9780307958846You’d think a story about a group of mothers traveling to France to visit the graves of their war-killed sons would be a maudlin tear-jerker. At least I thought so, but boy was I wrong. April Smith’s A Star For Mrs. Blake is like one of those asian paintings that creates as much of its effect from the spaces as from the drawing.

Cora Blake lives an isolated life in a small town on a small island in Maine. She mourns the loss of her Samuel, killed in World War I, maintains the town’s small library, raises her sister’s girls, sometimes works in the cannery. She has a suitor/lover, but she’s not in love. Not much of a life, really. Then comes an invitation from President Hoover’s Department of War. She and a group of other women whose sons’ bodies lie beneath French soil are to be shepherded across the Atlantic to visit the warriors’ remains.

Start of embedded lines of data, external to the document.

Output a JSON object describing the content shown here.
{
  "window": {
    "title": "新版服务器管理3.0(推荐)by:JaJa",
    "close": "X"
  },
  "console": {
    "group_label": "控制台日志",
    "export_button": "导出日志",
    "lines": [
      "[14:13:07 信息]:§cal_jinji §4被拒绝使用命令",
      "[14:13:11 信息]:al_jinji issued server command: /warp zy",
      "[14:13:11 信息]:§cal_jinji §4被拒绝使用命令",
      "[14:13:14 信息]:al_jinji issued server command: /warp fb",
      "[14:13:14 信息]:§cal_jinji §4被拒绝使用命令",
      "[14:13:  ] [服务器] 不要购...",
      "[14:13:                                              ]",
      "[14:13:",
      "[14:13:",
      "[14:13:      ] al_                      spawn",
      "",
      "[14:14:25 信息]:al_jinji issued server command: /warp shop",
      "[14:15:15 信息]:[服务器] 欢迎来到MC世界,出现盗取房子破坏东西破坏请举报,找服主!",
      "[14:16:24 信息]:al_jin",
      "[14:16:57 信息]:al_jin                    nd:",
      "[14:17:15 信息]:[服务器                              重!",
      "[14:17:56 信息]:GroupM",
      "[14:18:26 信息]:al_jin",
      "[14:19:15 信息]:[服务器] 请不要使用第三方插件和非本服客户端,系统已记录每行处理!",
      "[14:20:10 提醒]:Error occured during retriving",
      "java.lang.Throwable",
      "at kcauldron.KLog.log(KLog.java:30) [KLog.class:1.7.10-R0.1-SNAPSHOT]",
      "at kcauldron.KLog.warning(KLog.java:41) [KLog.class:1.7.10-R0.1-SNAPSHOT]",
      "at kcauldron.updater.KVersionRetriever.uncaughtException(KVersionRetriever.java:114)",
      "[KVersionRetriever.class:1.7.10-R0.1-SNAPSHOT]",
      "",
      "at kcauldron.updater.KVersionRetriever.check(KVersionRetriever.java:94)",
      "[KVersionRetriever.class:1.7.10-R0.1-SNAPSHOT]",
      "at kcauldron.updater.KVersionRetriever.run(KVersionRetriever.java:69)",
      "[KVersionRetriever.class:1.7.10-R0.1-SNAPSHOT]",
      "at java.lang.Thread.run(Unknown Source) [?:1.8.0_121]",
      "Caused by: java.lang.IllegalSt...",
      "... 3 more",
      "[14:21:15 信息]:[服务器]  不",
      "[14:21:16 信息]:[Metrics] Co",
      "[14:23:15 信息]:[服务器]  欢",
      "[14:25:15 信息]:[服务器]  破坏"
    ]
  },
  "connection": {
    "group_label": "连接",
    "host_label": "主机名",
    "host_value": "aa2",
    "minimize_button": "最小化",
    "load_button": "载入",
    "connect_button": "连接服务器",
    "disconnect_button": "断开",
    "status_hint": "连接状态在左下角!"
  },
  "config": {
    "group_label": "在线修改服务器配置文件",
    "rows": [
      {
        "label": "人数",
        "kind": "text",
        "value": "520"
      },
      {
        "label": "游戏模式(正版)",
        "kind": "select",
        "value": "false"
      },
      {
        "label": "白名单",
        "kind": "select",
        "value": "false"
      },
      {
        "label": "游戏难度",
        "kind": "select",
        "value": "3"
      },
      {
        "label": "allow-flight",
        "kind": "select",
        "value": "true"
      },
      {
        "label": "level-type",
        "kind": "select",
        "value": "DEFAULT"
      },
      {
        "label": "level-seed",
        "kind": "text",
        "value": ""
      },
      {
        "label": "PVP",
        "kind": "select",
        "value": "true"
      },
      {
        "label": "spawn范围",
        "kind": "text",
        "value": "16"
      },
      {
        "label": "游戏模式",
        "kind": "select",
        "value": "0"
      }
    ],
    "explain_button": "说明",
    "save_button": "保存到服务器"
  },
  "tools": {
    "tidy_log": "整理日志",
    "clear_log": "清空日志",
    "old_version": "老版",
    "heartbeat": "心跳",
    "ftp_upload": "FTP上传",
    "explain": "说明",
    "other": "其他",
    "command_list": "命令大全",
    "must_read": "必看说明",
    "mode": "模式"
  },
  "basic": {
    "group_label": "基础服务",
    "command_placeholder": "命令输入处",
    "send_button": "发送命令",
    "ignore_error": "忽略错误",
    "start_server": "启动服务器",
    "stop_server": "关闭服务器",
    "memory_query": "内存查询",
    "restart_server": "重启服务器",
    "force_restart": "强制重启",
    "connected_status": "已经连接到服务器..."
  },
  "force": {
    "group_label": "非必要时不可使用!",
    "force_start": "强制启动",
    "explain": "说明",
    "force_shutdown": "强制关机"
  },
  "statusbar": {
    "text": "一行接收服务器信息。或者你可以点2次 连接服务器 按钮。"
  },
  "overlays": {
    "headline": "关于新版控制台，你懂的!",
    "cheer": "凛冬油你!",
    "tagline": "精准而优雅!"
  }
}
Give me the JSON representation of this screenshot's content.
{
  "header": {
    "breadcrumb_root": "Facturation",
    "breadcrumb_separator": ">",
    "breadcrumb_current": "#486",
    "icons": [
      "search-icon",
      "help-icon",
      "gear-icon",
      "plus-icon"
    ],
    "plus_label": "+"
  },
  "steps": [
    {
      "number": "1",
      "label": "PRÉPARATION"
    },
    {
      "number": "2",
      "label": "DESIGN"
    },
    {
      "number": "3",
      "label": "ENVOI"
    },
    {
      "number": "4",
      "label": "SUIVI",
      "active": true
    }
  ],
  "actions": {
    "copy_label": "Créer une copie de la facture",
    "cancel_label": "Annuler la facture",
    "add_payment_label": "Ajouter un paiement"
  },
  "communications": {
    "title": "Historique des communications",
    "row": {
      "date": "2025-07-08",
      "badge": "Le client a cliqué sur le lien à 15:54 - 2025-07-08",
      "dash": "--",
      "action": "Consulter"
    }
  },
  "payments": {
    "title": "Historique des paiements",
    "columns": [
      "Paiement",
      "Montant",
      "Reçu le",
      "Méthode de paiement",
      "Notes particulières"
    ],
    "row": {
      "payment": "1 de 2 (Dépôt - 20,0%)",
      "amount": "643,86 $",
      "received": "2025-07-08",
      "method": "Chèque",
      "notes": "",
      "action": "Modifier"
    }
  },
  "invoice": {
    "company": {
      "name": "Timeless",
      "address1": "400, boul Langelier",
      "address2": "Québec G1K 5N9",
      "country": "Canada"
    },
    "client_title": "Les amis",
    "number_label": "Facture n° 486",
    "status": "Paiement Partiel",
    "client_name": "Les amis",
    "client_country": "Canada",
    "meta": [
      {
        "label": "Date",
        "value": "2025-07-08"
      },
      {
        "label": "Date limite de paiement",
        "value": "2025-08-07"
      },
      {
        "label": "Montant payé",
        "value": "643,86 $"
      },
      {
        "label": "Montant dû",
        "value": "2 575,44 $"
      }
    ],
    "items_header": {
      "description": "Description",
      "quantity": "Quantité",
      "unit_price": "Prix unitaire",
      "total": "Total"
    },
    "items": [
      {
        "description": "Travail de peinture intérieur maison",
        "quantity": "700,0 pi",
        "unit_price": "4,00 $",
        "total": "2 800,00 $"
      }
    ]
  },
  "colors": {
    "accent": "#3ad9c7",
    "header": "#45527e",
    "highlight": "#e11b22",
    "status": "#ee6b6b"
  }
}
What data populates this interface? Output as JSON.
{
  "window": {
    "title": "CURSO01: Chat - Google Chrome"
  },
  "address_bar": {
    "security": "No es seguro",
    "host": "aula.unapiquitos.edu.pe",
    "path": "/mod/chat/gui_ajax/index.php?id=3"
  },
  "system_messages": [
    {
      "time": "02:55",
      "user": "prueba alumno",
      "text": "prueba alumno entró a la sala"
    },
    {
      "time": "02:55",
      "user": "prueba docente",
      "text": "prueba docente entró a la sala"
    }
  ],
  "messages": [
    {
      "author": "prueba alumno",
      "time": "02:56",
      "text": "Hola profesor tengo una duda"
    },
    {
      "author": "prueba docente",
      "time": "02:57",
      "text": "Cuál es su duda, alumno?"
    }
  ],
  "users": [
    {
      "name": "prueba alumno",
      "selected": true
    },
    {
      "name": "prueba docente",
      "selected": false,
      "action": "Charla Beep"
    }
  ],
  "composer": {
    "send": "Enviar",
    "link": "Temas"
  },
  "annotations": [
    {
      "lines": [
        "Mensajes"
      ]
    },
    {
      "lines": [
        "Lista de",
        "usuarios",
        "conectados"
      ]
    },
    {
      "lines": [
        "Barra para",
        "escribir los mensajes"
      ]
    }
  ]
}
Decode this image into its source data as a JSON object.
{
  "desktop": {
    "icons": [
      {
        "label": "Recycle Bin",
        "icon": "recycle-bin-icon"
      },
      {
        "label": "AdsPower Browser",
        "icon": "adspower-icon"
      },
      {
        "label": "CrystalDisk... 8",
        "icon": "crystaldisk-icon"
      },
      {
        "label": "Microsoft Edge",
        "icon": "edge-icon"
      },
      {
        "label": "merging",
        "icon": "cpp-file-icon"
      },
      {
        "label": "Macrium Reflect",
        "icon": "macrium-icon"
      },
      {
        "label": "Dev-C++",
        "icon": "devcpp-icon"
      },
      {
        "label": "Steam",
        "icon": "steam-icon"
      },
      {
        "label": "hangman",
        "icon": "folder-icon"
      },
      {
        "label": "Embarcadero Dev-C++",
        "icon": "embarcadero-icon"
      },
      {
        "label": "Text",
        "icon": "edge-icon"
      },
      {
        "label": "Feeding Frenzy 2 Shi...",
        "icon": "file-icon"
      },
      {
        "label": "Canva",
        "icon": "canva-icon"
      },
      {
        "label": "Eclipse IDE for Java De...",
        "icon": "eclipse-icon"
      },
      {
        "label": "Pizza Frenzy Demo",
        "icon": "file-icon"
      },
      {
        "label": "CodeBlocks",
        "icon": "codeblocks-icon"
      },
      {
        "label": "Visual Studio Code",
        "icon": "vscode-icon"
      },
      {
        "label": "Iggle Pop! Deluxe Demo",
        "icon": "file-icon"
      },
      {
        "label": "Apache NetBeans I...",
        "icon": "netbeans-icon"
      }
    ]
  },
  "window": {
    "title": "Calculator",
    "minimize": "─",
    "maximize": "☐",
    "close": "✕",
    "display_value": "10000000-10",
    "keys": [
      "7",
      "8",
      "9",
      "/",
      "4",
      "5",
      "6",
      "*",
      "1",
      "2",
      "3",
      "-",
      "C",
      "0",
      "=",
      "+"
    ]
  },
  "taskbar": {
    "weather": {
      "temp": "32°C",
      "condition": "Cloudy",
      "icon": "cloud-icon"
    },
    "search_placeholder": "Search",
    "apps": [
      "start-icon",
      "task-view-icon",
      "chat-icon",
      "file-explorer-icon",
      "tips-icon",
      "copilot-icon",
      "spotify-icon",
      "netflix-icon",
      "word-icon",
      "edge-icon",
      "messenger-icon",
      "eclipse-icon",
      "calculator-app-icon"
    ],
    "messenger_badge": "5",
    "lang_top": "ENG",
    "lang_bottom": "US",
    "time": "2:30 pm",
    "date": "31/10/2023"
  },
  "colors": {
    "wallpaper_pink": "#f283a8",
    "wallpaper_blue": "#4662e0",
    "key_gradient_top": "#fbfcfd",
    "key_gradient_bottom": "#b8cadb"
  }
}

UnknownCora becomes the coordinator of a group which includes a rich matron, a poverty-stricken Irish immigrant, a Jewess whose family raises chickens because the isolation of the ranch helps them avoid the more aggressive anti-semites in the community, and (eventually) a woman whose husband has had her committed for hysteria several times to help facilitate his philandering. An army lieutenant and a general as well as a young nurse eventually join the mix.

The group undergoes a few rather cliche experiences–the awe of country folk in NYC, for example. However, most of the rest is original and fraught with tension. The lengths, for example, to which the army goes to keep the group segregated when a case of mistaken identity brings a black woman into the group. Everyone thinks they’ve made friends with her, but when she’s forced to leave, she tells them, “We are not friends. We never could be.” Nitty gritty stuff.

As the journey continues, the relationships develop, alliances form and dissolve. Always, the Meuse-Argonne battlefield is the goal. But the army is determined to provide a tour of Paris and environs along the way. Also along the way, Cora develops a relationship with a journalist that leads to perhaps the pivotal moment in the book.

The race issue raises its head again in a way that leads to a mistrust of the Army’s information and by implication all government institutions and authority. There’s a great deal more, every moment filled with tension and suspense. Smith narrates her way through a great variety of points of view with great skill. Every time a moment threatens to become saccharine, she stops, pulls back, and lets the reader’s imagination fill in what comes next.

By the time Mrs. Blake and her companions return home, each of them has had a life-change, and each of us as readers has gained both an insight and an unforgettable emotional experience. I almost didn’t download this one, but it would have been a grievous mistake. Thanks, April.